= Cambridge IT Skills Diploma =

The Cambridge IT Skills Diploma is a certificate qualification designed to assess core IT skills using Microsoft Office software. It covers a broad range of essential skills relevant to everyday computer use and is available at two levels: Foundation and Standard.

The diploma covers skills such as file and system management, and tasks like editing documents, managing data, sending emails, and creating slideshows.

== Exam methodology ==
The examinations are online-based and consist of two levels from which the candidate can choose. Standard and Foundation assessments are computer-based and available on-demand throughout the year.

== Diploma modules ==
The program's modules cover the following topics:

- Introduction to IT
- PC usage and managing files
- Word processing, Spreadsheets, Presentations and Databases using Microsoft Office
- Electronic communication using Microsoft Internet Explorer

== Diploma types ==
The name of the certificate awarded to the successful candidate is the "Cambridge International Diploma in IT Skills".

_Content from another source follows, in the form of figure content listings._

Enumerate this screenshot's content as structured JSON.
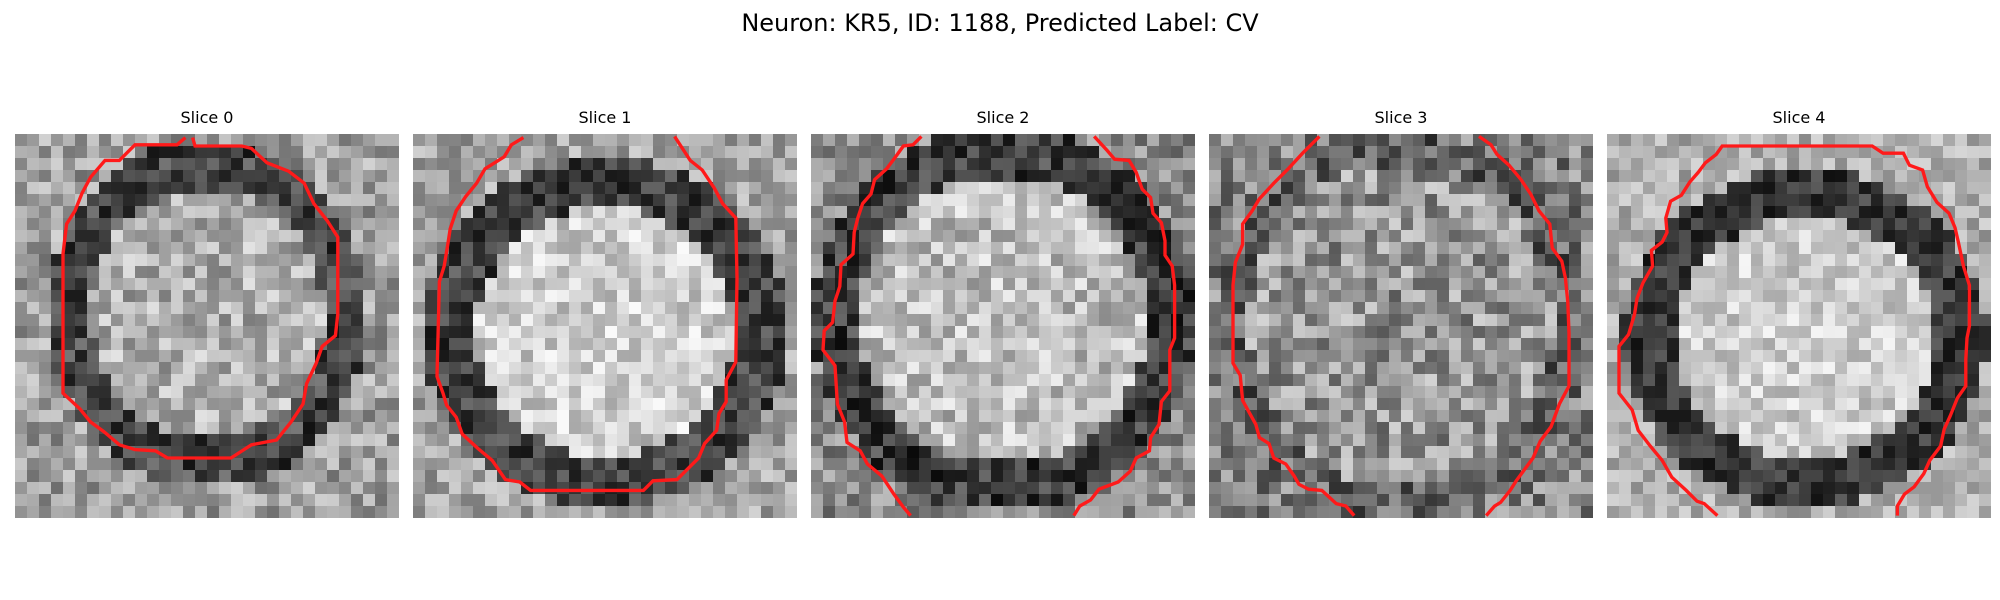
{
  "figure": {
    "title": "Neuron: KR5, ID: 1188, Predicted Label: CV"
  },
  "contour_color": "#ff1a1a",
  "panels": [
    {
      "title": "Slice 0",
      "grid": 32,
      "seed": 101,
      "base": 160,
      "noise": 52,
      "outline_gray": 70,
      "blob": {
        "cx": 16,
        "cy": 15,
        "rx": 11.5,
        "ry": 12.5,
        "inner_gray": 175,
        "ring_width": 2.0
      }
    },
    {
      "title": "Slice 1",
      "grid": 32,
      "seed": 202,
      "base": 165,
      "noise": 46,
      "outline_gray": 65,
      "blob": {
        "cx": 16,
        "cy": 16.5,
        "rx": 13.0,
        "ry": 12.5,
        "inner_gray": 205,
        "ring_width": 2.2
      }
    },
    {
      "title": "Slice 2",
      "grid": 32,
      "seed": 303,
      "base": 140,
      "noise": 50,
      "outline_gray": 60,
      "blob": {
        "cx": 16,
        "cy": 15.5,
        "rx": 14.0,
        "ry": 14.0,
        "inner_gray": 190,
        "ring_width": 2.0
      }
    },
    {
      "title": "Slice 3",
      "grid": 32,
      "seed": 404,
      "base": 130,
      "noise": 62,
      "outline_gray": 100,
      "blob": {
        "cx": 16,
        "cy": 16,
        "rx": 14.0,
        "ry": 15.0,
        "inner_gray": 150,
        "ring_width": 1.5
      }
    },
    {
      "title": "Slice 4",
      "grid": 32,
      "seed": 505,
      "base": 175,
      "noise": 40,
      "outline_gray": 55,
      "blob": {
        "cx": 16.5,
        "cy": 17,
        "rx": 13.0,
        "ry": 12.0,
        "inner_gray": 205,
        "ring_width": 2.2
      }
    }
  ]
}
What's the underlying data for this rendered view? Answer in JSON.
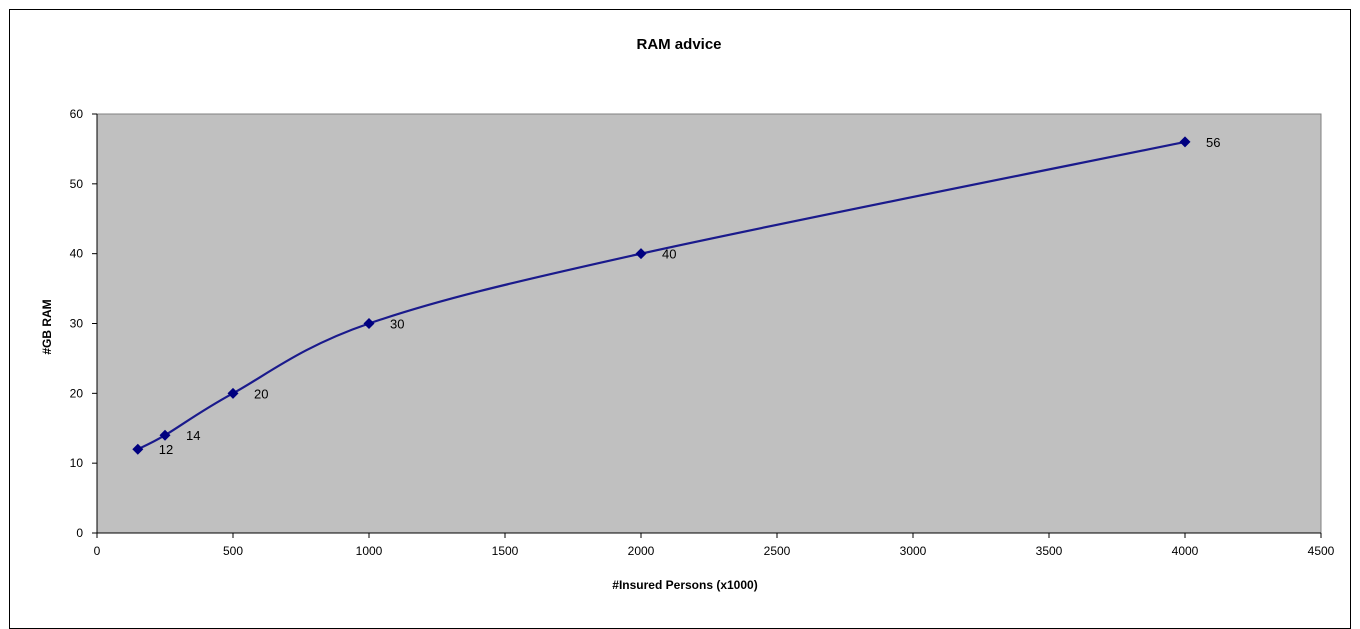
{
  "chart_data": {
    "type": "line",
    "title": "RAM advice",
    "xlabel": "#Insured Persons (x1000)",
    "ylabel": "#GB RAM",
    "xlim": [
      0,
      4500
    ],
    "ylim": [
      0,
      60
    ],
    "x_ticks": [
      0,
      500,
      1000,
      1500,
      2000,
      2500,
      3000,
      3500,
      4000,
      4500
    ],
    "y_ticks": [
      0,
      10,
      20,
      30,
      40,
      50,
      60
    ],
    "grid": false,
    "smooth": true,
    "marker": "diamond",
    "series": [
      {
        "x": [
          150,
          250,
          500,
          1000,
          2000,
          4000
        ],
        "y": [
          12,
          14,
          20,
          30,
          40,
          56
        ],
        "labels": [
          "12",
          "14",
          "20",
          "30",
          "40",
          "56"
        ]
      }
    ],
    "colors": {
      "line": "#1a1a8c",
      "marker": "#000080",
      "plot_background": "#c0c0c0",
      "plot_border": "#808080"
    }
  }
}
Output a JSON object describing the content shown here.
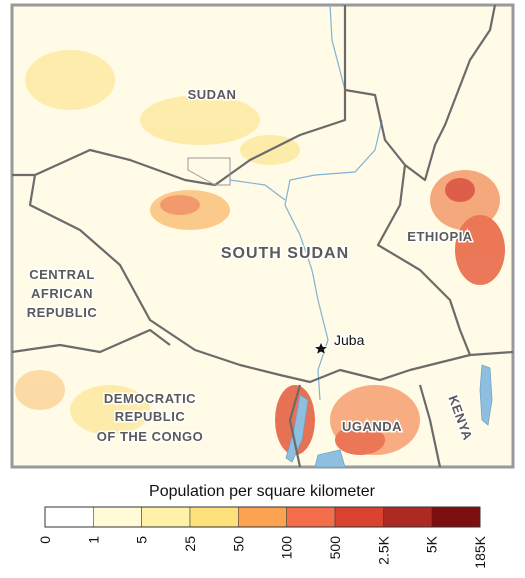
{
  "map": {
    "labels": {
      "sudan": "SUDAN",
      "south_sudan": "SOUTH SUDAN",
      "ethiopia": "ETHIOPIA",
      "car": [
        "CENTRAL",
        "AFRICAN",
        "REPUBLIC"
      ],
      "drc": [
        "DEMOCRATIC",
        "REPUBLIC",
        "OF THE CONGO"
      ],
      "uganda": "UGANDA",
      "kenya": "KENYA",
      "juba": "Juba"
    }
  },
  "legend": {
    "title": "Population per square kilometer",
    "breaks": [
      "0",
      "1",
      "5",
      "25",
      "50",
      "100",
      "500",
      "2.5K",
      "5K",
      "185K"
    ],
    "colors": [
      "#ffffff",
      "#fffbd6",
      "#fff2a8",
      "#fde27c",
      "#fca352",
      "#f46e4c",
      "#d9432f",
      "#ab2a24",
      "#7c0f0f"
    ]
  }
}
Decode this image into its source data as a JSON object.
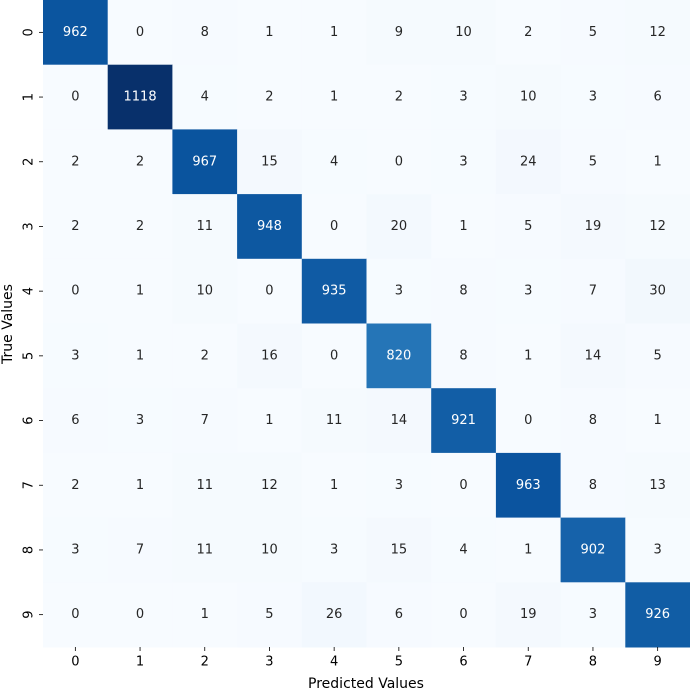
{
  "chart_data": {
    "type": "heatmap",
    "xlabel": "Predicted Values",
    "ylabel": "True Values",
    "x_categories": [
      "0",
      "1",
      "2",
      "3",
      "4",
      "5",
      "6",
      "7",
      "8",
      "9"
    ],
    "y_categories": [
      "0",
      "1",
      "2",
      "3",
      "4",
      "5",
      "6",
      "7",
      "8",
      "9"
    ],
    "colormap": "Blues",
    "values": [
      [
        962,
        0,
        8,
        1,
        1,
        9,
        10,
        2,
        5,
        12
      ],
      [
        0,
        1118,
        4,
        2,
        1,
        2,
        3,
        10,
        3,
        6
      ],
      [
        2,
        2,
        967,
        15,
        4,
        0,
        3,
        24,
        5,
        1
      ],
      [
        2,
        2,
        11,
        948,
        0,
        20,
        1,
        5,
        19,
        12
      ],
      [
        0,
        1,
        10,
        0,
        935,
        3,
        8,
        3,
        7,
        30
      ],
      [
        3,
        1,
        2,
        16,
        0,
        820,
        8,
        1,
        14,
        5
      ],
      [
        6,
        3,
        7,
        1,
        11,
        14,
        921,
        0,
        8,
        1
      ],
      [
        2,
        1,
        11,
        12,
        1,
        3,
        0,
        963,
        8,
        13
      ],
      [
        3,
        7,
        11,
        10,
        3,
        15,
        4,
        1,
        902,
        3
      ],
      [
        0,
        0,
        1,
        5,
        26,
        6,
        0,
        19,
        3,
        926
      ]
    ]
  }
}
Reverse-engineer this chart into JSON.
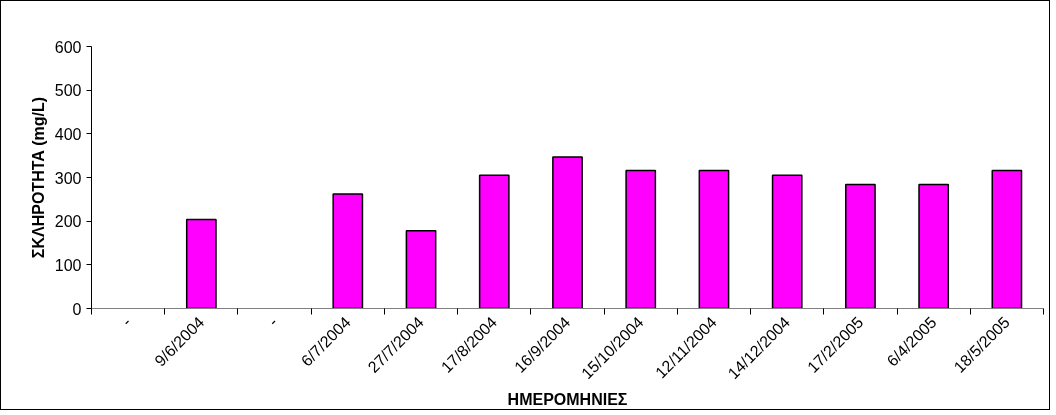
{
  "chart_data": {
    "type": "bar",
    "xlabel": "ΗΜΕΡΟΜΗΝΙΕΣ",
    "ylabel": "ΣΚΛΗΡΟΤΗΤΑ (mg/L)",
    "categories": [
      "-",
      "9/6/2004",
      "-",
      "6/7/2004",
      "27/7/2004",
      "17/8/2004",
      "16/9/2004",
      "15/10/2004",
      "12/11/2004",
      "14/12/2004",
      "17/2/2005",
      "6/4/2005",
      "18/5/2005"
    ],
    "values": [
      null,
      204,
      null,
      262,
      178,
      305,
      347,
      316,
      316,
      305,
      284,
      284,
      316
    ],
    "color": "#ff00ff",
    "ylim": [
      0,
      600
    ],
    "yticks": [
      0,
      100,
      200,
      300,
      400,
      500,
      600
    ],
    "grid": false
  }
}
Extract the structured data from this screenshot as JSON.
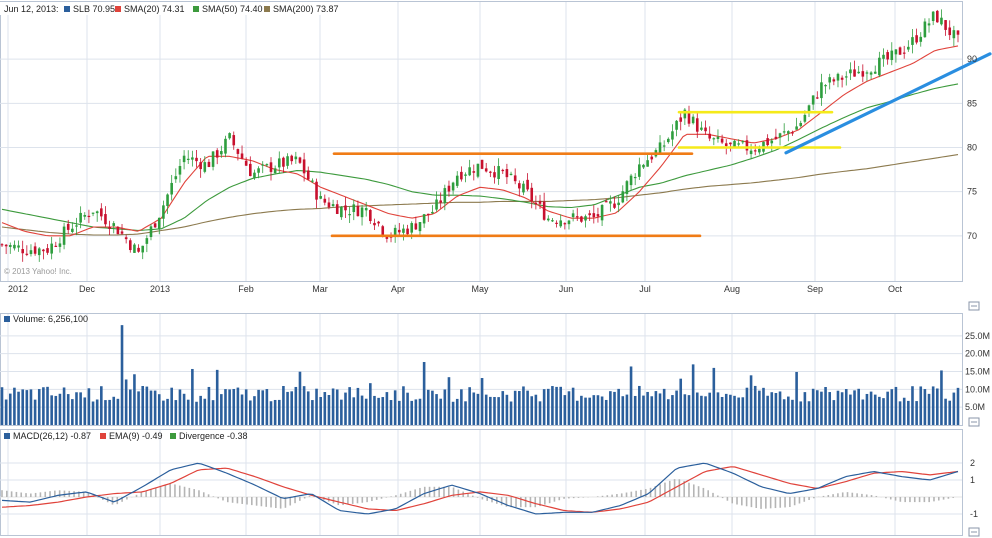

There are four types of diploma:
- Single-Module Diploma, the basic requirement for which is any of the seven applications
- Four-Module Diploma, the basic requirements for which are Introduction to IT, Windows, Word and Electronic Communication
- Five-Module Diploma, the basic requirements for which are Windows, Word, Excel, (Access or PowerPoint) and Internet communication
- Seven-Module Diploma, the basic requirements for which are Introduction to IT, Windows, Microsoft Office and Internet communication

== Recognition and accreditation ==
The Cambridge Diploma in IT Skills has been recognized by professional bodies and international organizations, including the governments of Jordan, Kuwait, Bahrain, Lebanon, and the United Arab Emirates, as well as the United Nations Educational, Scientific and Cultural Organization (UNESCO) and the United Nations Relief and Works Agency (UNRWA).